0.7 MB IMG_0619.JPG Check Error 

0.6 MB IMG_0620.JPG Check Error 

0.6 MB IMG_0621.JPG Check Error 

6.1 MB IMG_0614.JPG Check Error 4.5 MB


----------



## Ware (Jan 28, 2017)

I like it! Thanks for sharing!


----------



## LadyAnglesey (Aug 9, 2018)

Wow! You are focused. I'm very impressed. Please posts picks in action if you can. Thanks.


----------



## BlakeG (Jul 17, 2018)

That's pretty cool. Is there an advantage to using brushes like this versus a standard drag mat like this:



Wondering if it is better for the turf instead of the steel mat. Anyone have any experience using both?
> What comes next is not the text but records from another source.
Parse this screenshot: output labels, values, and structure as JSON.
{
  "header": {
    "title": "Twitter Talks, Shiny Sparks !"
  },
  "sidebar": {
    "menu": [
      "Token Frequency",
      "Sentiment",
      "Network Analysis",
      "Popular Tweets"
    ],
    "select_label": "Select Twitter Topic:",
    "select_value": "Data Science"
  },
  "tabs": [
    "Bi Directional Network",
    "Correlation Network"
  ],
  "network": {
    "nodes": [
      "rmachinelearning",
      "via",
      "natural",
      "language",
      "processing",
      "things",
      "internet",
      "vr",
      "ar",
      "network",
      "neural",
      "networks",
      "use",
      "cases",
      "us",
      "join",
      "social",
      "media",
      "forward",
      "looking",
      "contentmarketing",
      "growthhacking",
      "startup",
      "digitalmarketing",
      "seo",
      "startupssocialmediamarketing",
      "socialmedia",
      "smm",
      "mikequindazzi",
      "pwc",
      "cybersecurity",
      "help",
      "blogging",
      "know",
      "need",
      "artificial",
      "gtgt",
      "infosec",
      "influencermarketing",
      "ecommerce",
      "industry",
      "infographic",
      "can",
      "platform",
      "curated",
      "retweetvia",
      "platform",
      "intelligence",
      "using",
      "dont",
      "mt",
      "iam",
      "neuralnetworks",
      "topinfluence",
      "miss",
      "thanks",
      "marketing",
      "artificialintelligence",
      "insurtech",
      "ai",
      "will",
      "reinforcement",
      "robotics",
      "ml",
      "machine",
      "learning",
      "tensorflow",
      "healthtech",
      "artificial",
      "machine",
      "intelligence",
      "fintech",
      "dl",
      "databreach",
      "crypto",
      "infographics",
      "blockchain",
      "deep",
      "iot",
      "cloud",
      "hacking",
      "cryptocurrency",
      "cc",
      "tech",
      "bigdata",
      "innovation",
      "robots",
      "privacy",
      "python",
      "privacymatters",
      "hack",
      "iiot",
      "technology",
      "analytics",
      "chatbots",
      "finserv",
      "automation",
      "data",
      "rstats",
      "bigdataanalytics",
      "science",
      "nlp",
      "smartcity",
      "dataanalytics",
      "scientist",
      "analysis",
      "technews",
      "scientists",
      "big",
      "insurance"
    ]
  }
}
Just curious if it would work the sand down into the canopy better being brushes?


----------



## jayhawk (Apr 18, 2017)

I suspect the brush is less stress on the blades (if you have any) ....no evidence, just opinion


----------



## MasterMech (Sep 24, 2017)

BlakeG said:


> That's pretty cool. Is there an advantage to using brushes like this versus a standard drag mat like this:
> 
> 
> 
> Wondering if it is better for the turf instead of the steel mat. Anyone have any experience using both? Just curious if it would work the sand down into the canopy better being brushes?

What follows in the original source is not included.